Nim ruszyliśmy w drogę rozstawiliśmy nasz wakacyjny dom w ogrodzie i spaliśmy w nim przez dwie, trzy noce. Psiak poznał jego zapach, swoją "budę" i koniecznosc bycia przywiazanym na noc. Spała, w swoim mini-namiociku-budzie w przedsionku namiotu, części zadaszonej i zamykanej na suwak.
Do "sypialni" namiotowych nigdy nie miała prawa wstępu. Szybko sie do takiego ukladu przyzwyczaiła. Nie wyobrażam sobie mieć psa pod kołdrą w deszczowy dzień. :roll:
Kilkakrotnie na początku, obszczekiwała nocą przechodzących w pobliżu ludzi. Nasze stanowcze niezadowolenie uciszało jednak jej zapał. Nie zabranialiśmy jej powarkiwać. Niech ludzie wiedzą, że pies czuwa, a on sam ma satysfakcję, że daje znać o swoim istnieniu. I tak już zostało. Powarkiwać ostrzegawczo może jak najbardziej. :lol:
Była przywiazana na dośc długiej lince, na tyle długiej, że mogła swobodnie wyjść "na miedzę" i pod osłoną nocy siuśnąć niepostrzezenie. Nigdy nie robiła tego w obrębie obejścia. :o
Zaznaczam, że działo się to we Francji, gdzie każde obozowisko, na szanującym się kampingu, ma swoją wydzieloną żywopłotem działkę, a jeśli nie to przynajmniej ściśle określona powierzchnię, po której obcy nie mają prawa się kręcić.

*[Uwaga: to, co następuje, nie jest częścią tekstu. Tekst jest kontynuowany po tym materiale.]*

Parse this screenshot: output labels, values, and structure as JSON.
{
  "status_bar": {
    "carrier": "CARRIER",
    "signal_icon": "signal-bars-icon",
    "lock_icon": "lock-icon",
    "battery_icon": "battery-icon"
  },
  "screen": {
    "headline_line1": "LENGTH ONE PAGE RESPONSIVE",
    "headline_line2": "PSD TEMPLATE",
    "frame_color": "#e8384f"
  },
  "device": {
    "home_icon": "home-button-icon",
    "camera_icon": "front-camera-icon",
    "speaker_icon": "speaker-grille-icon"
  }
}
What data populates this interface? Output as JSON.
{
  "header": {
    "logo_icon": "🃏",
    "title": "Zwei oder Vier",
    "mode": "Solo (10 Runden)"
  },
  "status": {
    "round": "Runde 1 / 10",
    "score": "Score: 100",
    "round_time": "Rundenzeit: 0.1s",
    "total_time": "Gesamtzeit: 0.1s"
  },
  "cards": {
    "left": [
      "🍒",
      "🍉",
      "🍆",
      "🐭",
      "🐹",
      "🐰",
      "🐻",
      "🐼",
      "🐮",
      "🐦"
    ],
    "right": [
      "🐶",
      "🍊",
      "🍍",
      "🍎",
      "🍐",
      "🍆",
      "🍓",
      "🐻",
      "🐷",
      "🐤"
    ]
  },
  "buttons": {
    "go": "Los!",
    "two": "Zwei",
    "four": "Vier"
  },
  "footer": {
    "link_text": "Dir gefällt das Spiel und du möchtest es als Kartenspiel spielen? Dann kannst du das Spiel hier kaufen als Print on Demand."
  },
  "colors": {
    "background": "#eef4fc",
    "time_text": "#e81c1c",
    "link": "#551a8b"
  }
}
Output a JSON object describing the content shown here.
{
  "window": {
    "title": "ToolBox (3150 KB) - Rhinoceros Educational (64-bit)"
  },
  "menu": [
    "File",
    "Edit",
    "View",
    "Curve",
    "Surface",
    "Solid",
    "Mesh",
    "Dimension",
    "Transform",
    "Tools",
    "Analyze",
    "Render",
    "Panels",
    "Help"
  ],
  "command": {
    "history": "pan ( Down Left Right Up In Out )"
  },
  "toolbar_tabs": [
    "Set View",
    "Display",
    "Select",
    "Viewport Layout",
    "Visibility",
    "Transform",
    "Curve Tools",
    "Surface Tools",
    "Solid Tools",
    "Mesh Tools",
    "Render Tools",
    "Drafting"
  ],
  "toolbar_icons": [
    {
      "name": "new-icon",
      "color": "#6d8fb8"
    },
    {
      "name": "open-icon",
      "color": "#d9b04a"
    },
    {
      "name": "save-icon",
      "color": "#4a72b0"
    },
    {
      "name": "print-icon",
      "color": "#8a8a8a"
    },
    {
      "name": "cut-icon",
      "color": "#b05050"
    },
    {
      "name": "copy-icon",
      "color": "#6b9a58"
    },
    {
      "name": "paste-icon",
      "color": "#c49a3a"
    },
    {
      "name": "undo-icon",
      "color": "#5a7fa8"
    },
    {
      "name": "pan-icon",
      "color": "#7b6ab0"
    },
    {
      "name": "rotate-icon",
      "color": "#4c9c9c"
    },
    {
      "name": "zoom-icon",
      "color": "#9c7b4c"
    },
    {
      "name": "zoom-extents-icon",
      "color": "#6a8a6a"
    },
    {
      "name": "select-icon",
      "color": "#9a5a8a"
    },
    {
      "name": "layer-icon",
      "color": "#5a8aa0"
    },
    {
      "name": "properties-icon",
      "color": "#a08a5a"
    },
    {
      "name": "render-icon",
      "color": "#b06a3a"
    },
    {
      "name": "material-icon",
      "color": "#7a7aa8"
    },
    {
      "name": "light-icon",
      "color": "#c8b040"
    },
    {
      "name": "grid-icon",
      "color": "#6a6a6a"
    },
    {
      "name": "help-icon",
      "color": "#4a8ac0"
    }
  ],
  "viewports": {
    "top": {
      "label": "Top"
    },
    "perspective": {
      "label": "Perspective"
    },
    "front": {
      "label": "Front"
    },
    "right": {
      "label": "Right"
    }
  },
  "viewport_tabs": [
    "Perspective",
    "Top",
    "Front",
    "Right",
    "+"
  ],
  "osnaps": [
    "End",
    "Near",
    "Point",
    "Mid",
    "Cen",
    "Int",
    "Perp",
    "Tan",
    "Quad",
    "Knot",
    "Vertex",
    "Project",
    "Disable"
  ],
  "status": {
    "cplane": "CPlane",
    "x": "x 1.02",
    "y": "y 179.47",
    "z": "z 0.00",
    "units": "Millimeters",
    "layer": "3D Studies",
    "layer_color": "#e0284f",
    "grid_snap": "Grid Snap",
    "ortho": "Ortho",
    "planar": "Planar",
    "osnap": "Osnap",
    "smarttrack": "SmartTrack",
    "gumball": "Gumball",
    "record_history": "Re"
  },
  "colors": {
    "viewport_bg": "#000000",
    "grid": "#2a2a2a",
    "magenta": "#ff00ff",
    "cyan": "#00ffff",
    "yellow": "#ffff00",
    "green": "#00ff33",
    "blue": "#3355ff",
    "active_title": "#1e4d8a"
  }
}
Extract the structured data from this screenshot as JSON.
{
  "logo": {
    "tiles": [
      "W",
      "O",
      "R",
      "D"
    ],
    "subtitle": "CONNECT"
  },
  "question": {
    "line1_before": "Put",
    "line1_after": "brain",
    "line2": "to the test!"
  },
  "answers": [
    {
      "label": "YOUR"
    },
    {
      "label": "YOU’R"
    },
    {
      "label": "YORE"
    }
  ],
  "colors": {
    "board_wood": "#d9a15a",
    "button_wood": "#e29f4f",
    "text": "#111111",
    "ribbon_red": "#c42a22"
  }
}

Było rzeczą niezwykłą jak szybko taki psi maluch pojął gdzie roztacza się nasz teren, gdzie zaczynaja się sasiedzi i który obszar jest wspólny. :o
Z racji jej młodego wieku, nigdy nie zostawała sama. Była zabierana na rożne wieczorki i przedstawienia organizowane dla kampingowiczów. Siedziała lub leżała pod kawiarnianym stolikiem i gryzła swoją kość lub świńskie ucho. :lol:
Odważnym polecam zabranie psa pod namiot. W moim przypadku, już po pierwszym pobycie psiak definitywnie przestał sikać w domu. :lol:
P.S. Agnieszka :lol: :lol: :lol: Namiot mamy solidny, ale nigdy nie przyszlo nam do glowy przywiazywac do niego kilkukilowego szczeniaka :lol: :lol: :lol:
niunka91 - 03-08-2004 17:56
ja z Rokim nigdy nie jeżdże na wakacje , bo on zawsze zostaje u babci :lol:
p.s. mam małe pytanko , czy można sobie zmienić tutaj nicka? jeśli tak to prosze powiedzccie mi jak :lol:
Evelina - 03-08-2004 17:59
p.s. mam małe pytanko , czy można sobie zmienić tutaj nicka? jeśli tak to prosze powiedzccie mi jak :lol:
Pisz do Admina i czekaj cierpliwie. O ile wiem robi to niechetnie i daje tylko jedna szanse, wiec sie dobrze zastanow na co chcesz sie przemianowac. :lol: . Polecam rowniez jako lekture dzial Administracja i perypetie tych ktorzy mieli podobny problem. 8)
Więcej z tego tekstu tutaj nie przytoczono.